Researchers have been studying how the compounds in the Cannabis plant act on individual cells, both in the brain and elsewhere in the body. This knowledge is crucial to determining exactly how cannabis and its constituents affect users. Studies indicate that cannabinoids produce most of their effects by binding to proteins, called receptors, on the surfaces of certain types of cells. Many different types of receptor proteins stud the exterior membranes of cells throughout the human body. Each receptor recognises only a few specific molecules, known collectively as ligands. When the appropriate ligand binds to its receptor, it typically sets off a chain of biochemical reactions inside the cell. Many compounds, including hormones and neurotransmitters, exert their effects by acting as ligands at different receptors.
The cellular receptors that bind cannabinoids and their chemical relatives are known as cannabinoid receptors, and all vertebrate animals have similar types of cannabinoid receptors on their cells. Some invertebrates, such as molluscs and leeches, also have cannabinoid receptors, an indication that the receptors fulfill similar functions in a broad range of animal species. Moreover, it suggests that cannabinoid receptors have existed at least since vertebrates first evolved, more than 500 million years ago. To date, scientists have identified two main types of cannabinoid receptors, known as CB1 (cloned in 1990) and CB2 (cloned in 1993). CB1 receptors are extraordinarily abundant in the brain, with ten times as many cannabinoid receptors as opioid receptors (responsible for the effects of heroin and other opiates as well as the body’s own endorphins). CB2 receptors, on the other hand, are relatively scarce in the brain but plentiful in the immune system, white blood cells, tonsils, spleen, bone marrow and pancreas. CB2 receptors may also be expressed by certain central and peripheral neurons.

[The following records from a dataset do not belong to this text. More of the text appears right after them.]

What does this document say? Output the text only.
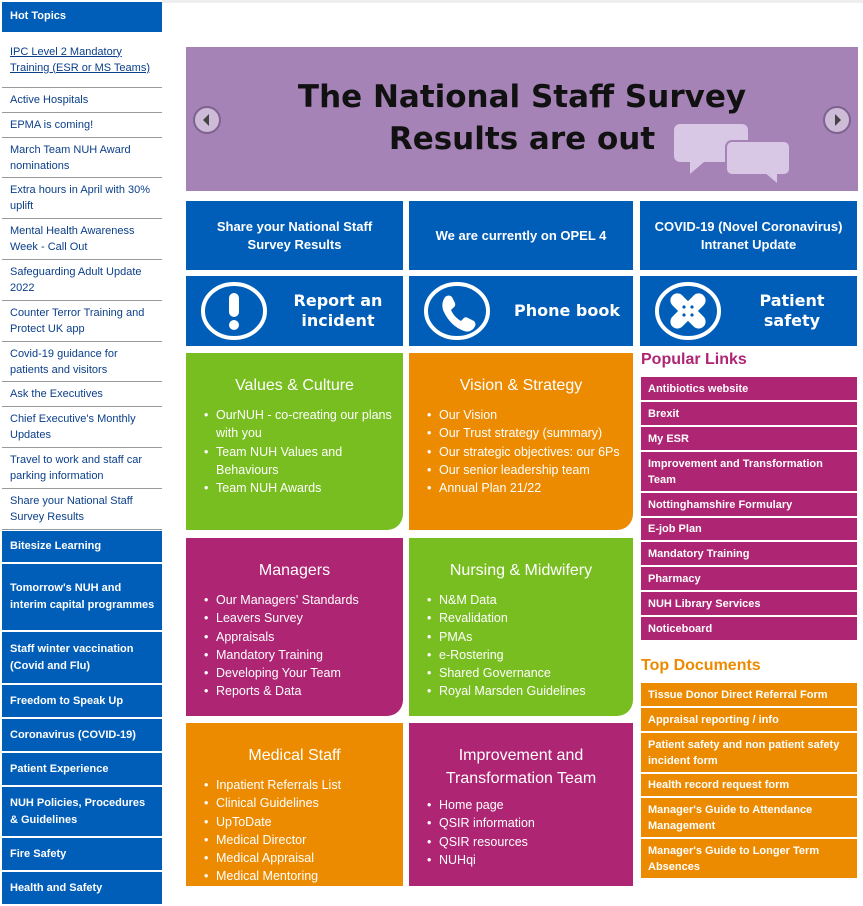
Hot Topics
IPC Level 2 Mandatory Training (ESR or MS Teams)
Active Hospitals
EPMA is coming!
March Team NUH Award nominations
Extra hours in April with 30% uplift
Mental Health Awareness Week - Call Out
Safeguarding Adult Update 2022
Counter Terror Training and Protect UK app
Covid-19 guidance for patients and visitors
Ask the Executives
Chief Executive's Monthly Updates
Travel to work and staff car parking information
Share your National Staff Survey Results
Bitesize Learning
Tomorrow's NUH and interim capital programmes
Staff winter vaccination (Covid and Flu)
Freedom to Speak Up
Coronavirus (COVID-19)
Patient Experience
NUH Policies, Procedures & Guidelines
Fire Safety
Health and Safety
The National Staff Survey
Results are out
Share your National Staff Survey Results
We are currently on OPEL 4
COVID-19 (Novel Coronavirus) Intranet Update
Report an
incident
Phone book
Patient
safety
Values & Culture
• OurNUH - co-creating our plans with you
• Team NUH Values and Behaviours
• Team NUH Awards
Vision & Strategy
• Our Vision
• Our Trust strategy (summary)
• Our strategic objectives: our 6Ps
• Our senior leadership team
• Annual Plan 21/22
Managers
• Our Managers' Standards
• Leavers Survey
• Appraisals
• Mandatory Training
• Developing Your Team
• Reports & Data
Nursing & Midwifery
• N&M Data
• Revalidation
• PMAs
• e-Rostering
• Shared Governance
• Royal Marsden Guidelines
Medical Staff
• Inpatient Referrals List
• Clinical Guidelines
• UpToDate
• Medical Director
• Medical Appraisal
• Medical Mentoring
Improvement and Transformation Team
• Home page
• QSIR information
• QSIR resources
• NUHqi
Popular Links
Antibiotics website
Brexit
My ESR
Improvement and Transformation Team
Nottinghamshire Formulary
E-job Plan
Mandatory Training
Pharmacy
NUH Library Services
Noticeboard
Top Documents
Tissue Donor Direct Referral Form
Appraisal reporting / info
Patient safety and non patient safety incident form
Health record request form
Manager's Guide to Attendance Management
Manager's Guide to Longer Term Absences
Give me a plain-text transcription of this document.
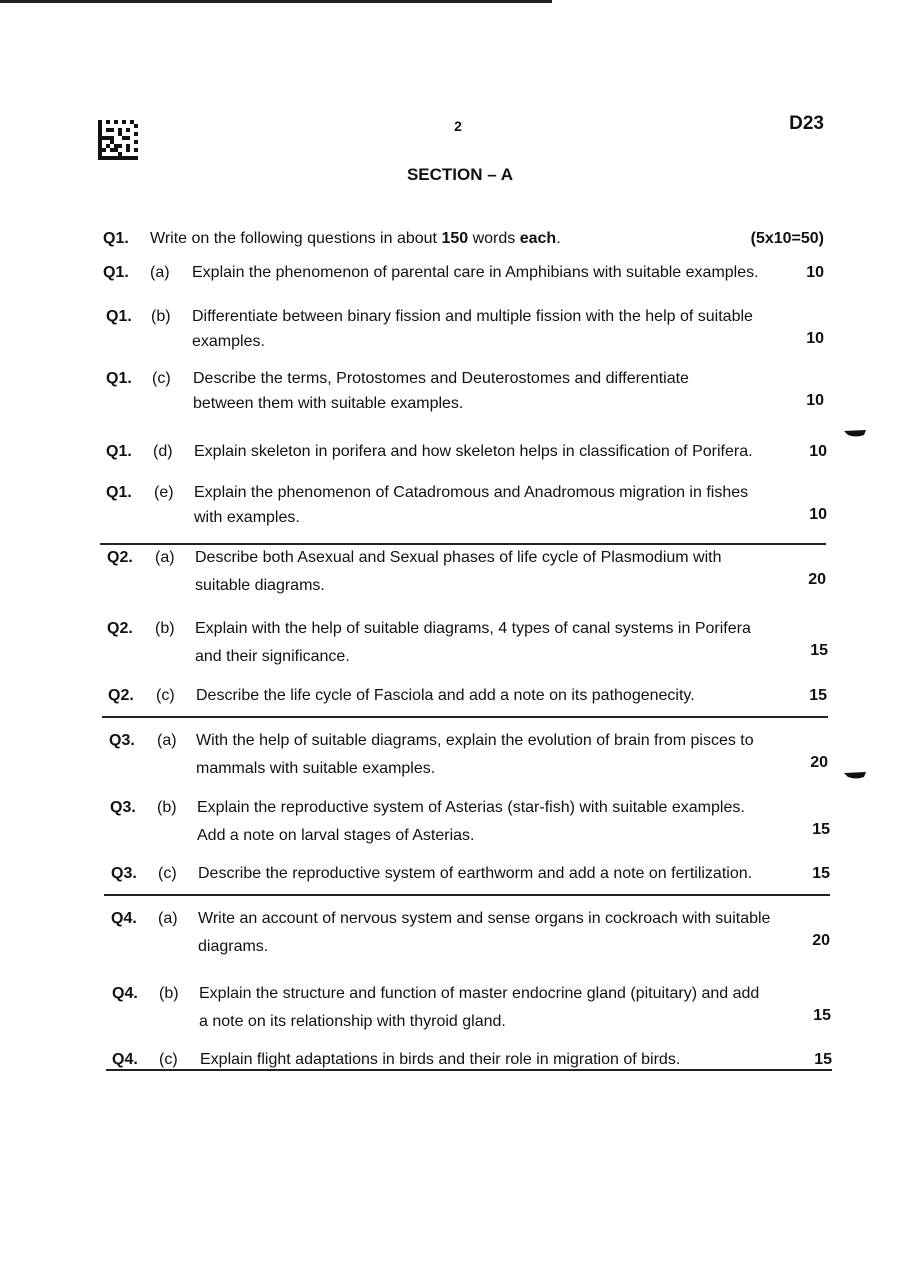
2	D23
SECTION – A
Q1. Write on the following questions in about 150 words each.	(5x10=50)
Q1. (a) Explain the phenomenon of parental care in Amphibians with suitable examples.	10
Q1. (b) Differentiate between binary fission and multiple fission with the help of suitable
examples.	10
Q1. (c) Describe the terms, Protostomes and Deuterostomes and differentiate
between them with suitable examples.	10
Q1. (d) Explain skeleton in porifera and how skeleton helps in classification of Porifera.	10
Q1. (e) Explain the phenomenon of Catadromous and Anadromous migration in fishes
with examples.	10
Q2. (a) Describe both Asexual and Sexual phases of life cycle of Plasmodium with
suitable diagrams.	20
Q2. (b) Explain with the help of suitable diagrams, 4 types of canal systems in Porifera
and their significance.	15
Q2. (c) Describe the life cycle of Fasciola and add a note on its pathogenecity.	15
Q3. (a) With the help of suitable diagrams, explain the evolution of brain from pisces to
mammals with suitable examples.	20
Q3. (b) Explain the reproductive system of Asterias (star-fish) with suitable examples.
Add a note on larval stages of Asterias.	15
Q3. (c) Describe the reproductive system of earthworm and add a note on fertilization.	15
Q4. (a) Write an account of nervous system and sense organs in cockroach with suitable
diagrams.	20
Q4. (b) Explain the structure and function of master endocrine gland (pituitary) and add
a note on its relationship with thyroid gland.	15
Q4. (c) Explain flight adaptations in birds and their role in migration of birds.	15
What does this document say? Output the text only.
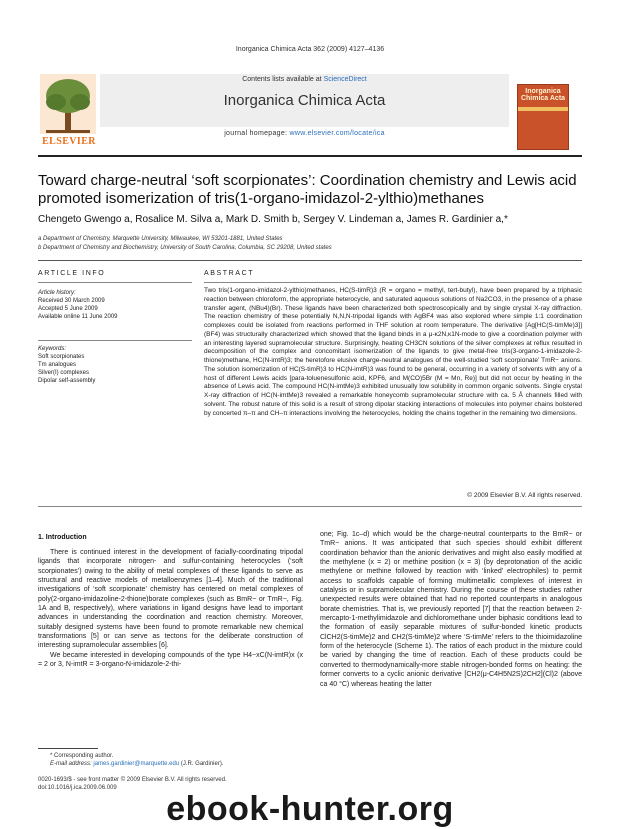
Inorganica Chimica Acta 362 (2009) 4127–4136
Contents lists available at ScienceDirect
Inorganica Chimica Acta
journal homepage: www.elsevier.com/locate/ica
ELSEVIER
Inorganica Chimica Acta
Toward charge-neutral ‘soft scorpionates’: Coordination chemistry and Lewis acid promoted isomerization of tris(1-organo-imidazol-2-ylthio)methanes
Chengeto Gwengo a, Rosalice M. Silva a, Mark D. Smith b, Sergey V. Lindeman a, James R. Gardinier a,*
a Department of Chemistry, Marquette University, Milwaukee, WI 53201-1881, United States
b Department of Chemistry and Biochemistry, University of South Carolina, Columbia, SC 29208, United states
ARTICLE INFO	ABSTRACT
Article history:
Received 30 March 2009
Accepted 5 June 2009
Available online 11 June 2009
Keywords:
Soft scorpionates
Tm analogues
Silver(I) complexes
Dipolar self-assembly

Two tris(1-organo-imidazol-2-ylthio)methanes, HC(S-timR)3 (R = organo = methyl, tert-butyl), have been prepared by a triphasic reaction between chloroform, the appropriate heterocycle, and saturated aqueous solutions of Na2CO3, in the presence of a phase transfer agent, (NBu4)(Br). These ligands have been characterized both spectroscopically and by single crystal X-ray diffraction. The reaction chemistry of these potentially N,N,N-tripodal ligands with AgBF4 was also explored where simple 1:1 coordination complexes could be isolated from reactions performed in THF solution at room temperature. The derivative [Ag[HC(S-timMe)3]](BF4) was structurally characterized which showed that the ligand binds in a μ-κ2N,κ1N-mode to give a coordination polymer with an interesting layered supramolecular structure. Surprisingly, heating CH3CN solutions of the silver complexes at reflux resulted in decomposition of the complex and concomitant isomerization of the ligands to give metal-free tris(3-organo-1-imidazole-2-thione)methane, HC(N-imtR)3; the heretofore elusive charge-neutral analogues of the well-studied ‘soft scorpionate’ TmR− anions. The solution isomerization of HC(S-timR)3 to HC(N-imtR)3 was found to be general, occurring in a variety of solvents with any of a host of different Lewis acids [para-toluenesulfonic acid, KPF6, and M(CO)5Br (M = Mn, Re)] but did not occur by heating in the absence of Lewis acid. The compound HC(N-imtMe)3 exhibited unusually low solubility in common organic solvents. Single crystal X-ray diffraction of HC(N-imtMe)3 revealed a remarkable honeycomb supramolecular structure with ca. 5 Å channels filled with solvent. The robust nature of this solid is a result of strong dipolar stacking interactions of molecules into polymer chains bolstered by concerted π–π and CH–π interactions involving the heterocycles, holding the chains together in the remaining two dimensions.

© 2009 Elsevier B.V. All rights reserved.
1. Introduction

There is continued interest in the development of facially-coordinating tripodal ligands that incorporate nitrogen- and sulfur-containing heterocycles (‘soft scorpionates’) owing to the ability of metal complexes of these ligands to serve as structural and reactive models of metalloenzymes [1–4]. Much of the traditional investigations of ‘soft scorpionate’ chemistry has centered on metal complexes of poly(2-organo-imidazoline-2-thione)borate complexes (such as BmR− or TmR−, Fig. 1A and B, respectively), where variations in ligand designs have lead to important advances in understanding the coordination and reaction chemistry. Moreover, suitably designed systems have been found to promote remarkable new chemical transformations [5] or can serve as tectons for the deliberate construction of interesting supramolecular assemblies [6].

We became interested in developing compounds of the type H4−xC(N-imtR)x (x = 2 or 3, N-imtR = 3-organo-N-imidazole-2-thi-

one; Fig. 1c–d) which would be the charge-neutral counterparts to the BmR− or TmR− anions. It was anticipated that such species should exhibit different coordination behavior than the anionic derivatives and might also easily modified at the methylene (x = 2) or methine position (x = 3) (by deprotonation of the acidic methylene or methine followed by reaction with ‘linked’ electrophiles) to permit access to scaffolds capable of forming multimetallic complexes of interest in catalysis or in supramolecular chemistry. During the course of these studies rather unexpected results were obtained that had no reported counterparts in analogous borate chemistries. That is, we previously reported [7] that the reaction between 2-mercapto-1-methylimidazole and dichloromethane under biphasic conditions lead to the formation of easily separable mixtures of sulfur-bonded kinetic products ClCH2(S-timMe)2 and CH2(S-timMe)2 where ‘S-timMe’ refers to the thioimidazoline form of the heterocycle (Scheme 1). The ratios of each product in the mixture could be varied by changing the time of reaction. Each of these products could be converted to thermodynamically-more stable nitrogen-bonded forms on heating: the former converts to a cyclic anionic derivative [CH2(μ-C4H5N2S)2CH2](Cl)2 (above ca 40 °C) whereas heating the latter

* Corresponding author.
E-mail address: james.gardinier@marquette.edu (J.R. Gardinier).
0020-1693/$ - see front matter © 2009 Elsevier B.V. All rights reserved.
doi:10.1016/j.ica.2009.06.009
ebook-hunter.org
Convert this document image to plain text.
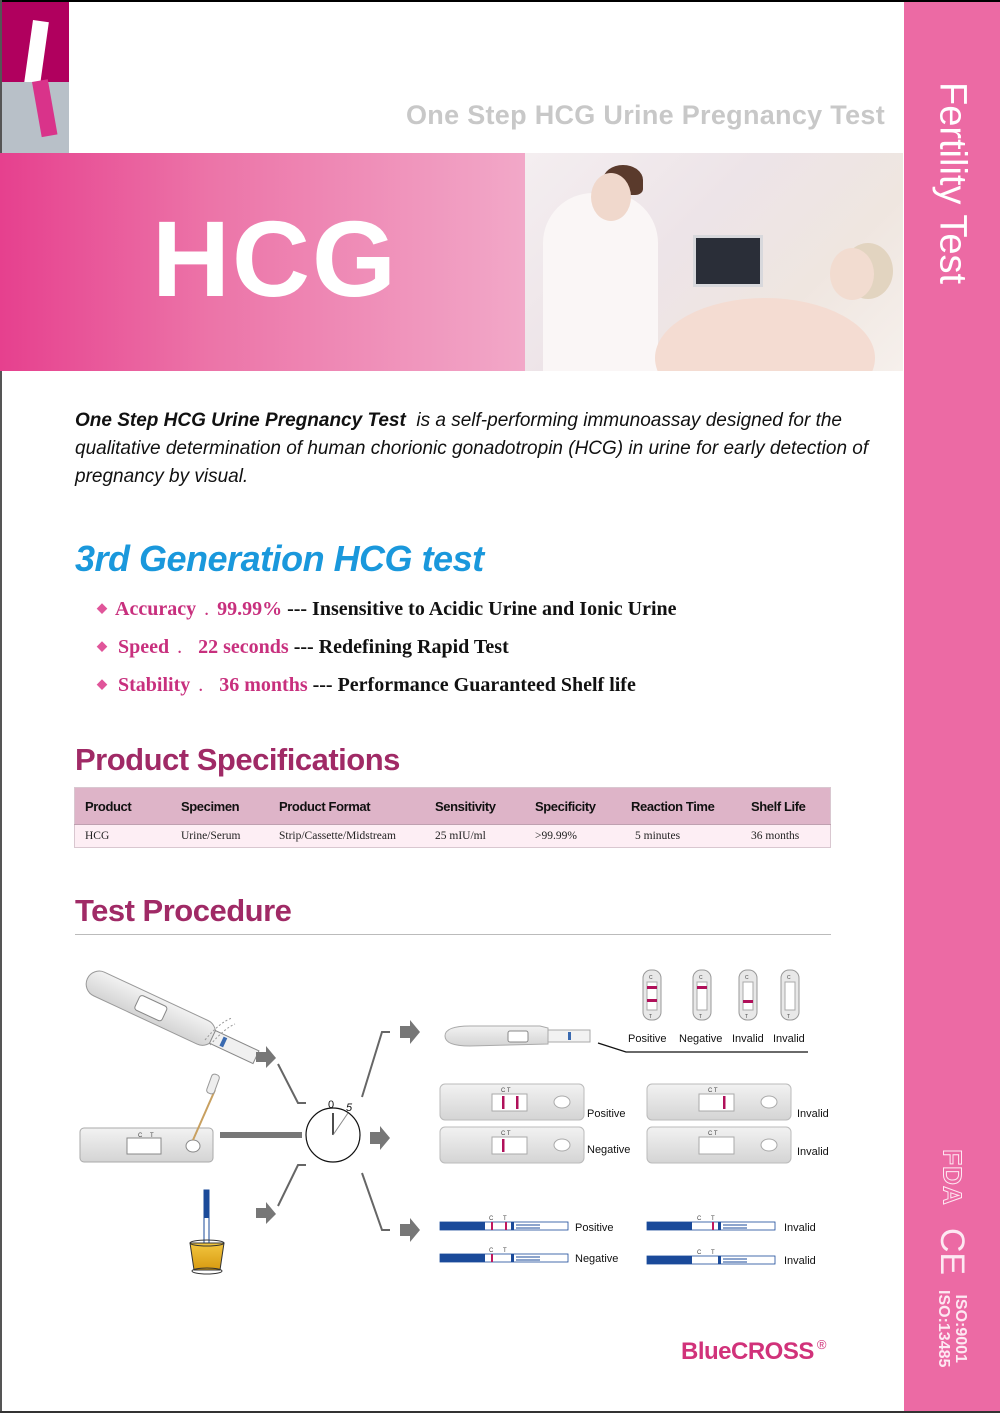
One Step HCG Urine Pregnancy Test
HCG	Fertility Test
FDA
CE
ISO:9001
ISO:13485
One Step HCG Urine Pregnancy Test  is a self-performing immunoassay designed for the qualitative determination of human chorionic gonadotropin (HCG) in urine for early detection of pregnancy by visual.
3rd Generation HCG test
◆ Accuracy . 99.99% --- Insensitive to Acidic Urine and Ionic Urine
◆ Speed . 22 seconds --- Redefining Rapid Test
◆ Stability . 36 months --- Performance Guaranteed Shelf life
Product Specifications
Product	Specimen	Product Format	Sensitivity	Specificity	Reaction Time	Shelf Life
HCG	Urine/Serum	Strip/Cassette/Midstream	25 mIU/ml	>99.99%	5 minutes	36 months
Test Procedure
C T
0 5
C
T
C
T
C
T
C
T
Positive Negative Invalid Invalid
C T
C T
C T
C T
Positive	Invalid
Negative	Invalid
C T
C T
C T
C T
Positive	Invalid
Negative	Invalid
BlueCROSS ®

The molecular structure of CB1 is shown as a yellow ribbon with the bound stabilising antagonist AM6538 as orange sticks. The active ingredient in cannabis, THC, is shown as yellow sticks.
In an October 2016 study, ‘Crystal Structure of the Human Cannabinoid Receptor CB1‘, the Director of the Center for Drug Discovery, Northeastern University in Boston (US) and co-author said, “We found that the CB1 receptor consists of multiple sub-pockets and channels. This complex structure will allow chemists to design diverse compounds that specifically target portions of the receptor to produce desired effects”.
A human cannabinoid receptor (blue) with the cannabinoid inhibitor taranabant (magenta) bound at the receptor’s binding pocket sitting on a molecular surface (grey)
This 3-D illustration of a human cannabinoid receptor was published online in November 2016 in a study, ‘Highest-resolution model to date of brain receptor behind marijuana*’s high‘ out of the University of Texas (US) Southwestern Medical Center. Lead author, Dr Daniel Rosenbaum, Assistant Professor of Biophysics and Biochemistry said, “What is most exciting from a therapeutic standpoint is that the same receptor pocket that binds tetrahydrocannabinol (THC) also binds cannabinoid inhibitors that have been studied as possible treatments for conditions such as obesity. The structure is an important step toward explaining how cannabinoids initiate signals in the brain that affect the release of neurotransmitters that relay messages between the brain’s neurons. This 3-D structure provides high-resolution details of the binding pocket in the CB1 receptor, where plant cannabinoids like THC, cannabinoids made in the body (endocannabinoids) and synthetic cannabinoid inhibitors all work to modulate receptor function and physiology“. He said the CB1 receptor is the target for cannabinoid inhibitor compounds now under study as possible treatments for epilepsy, pain control, obesity and other conditions.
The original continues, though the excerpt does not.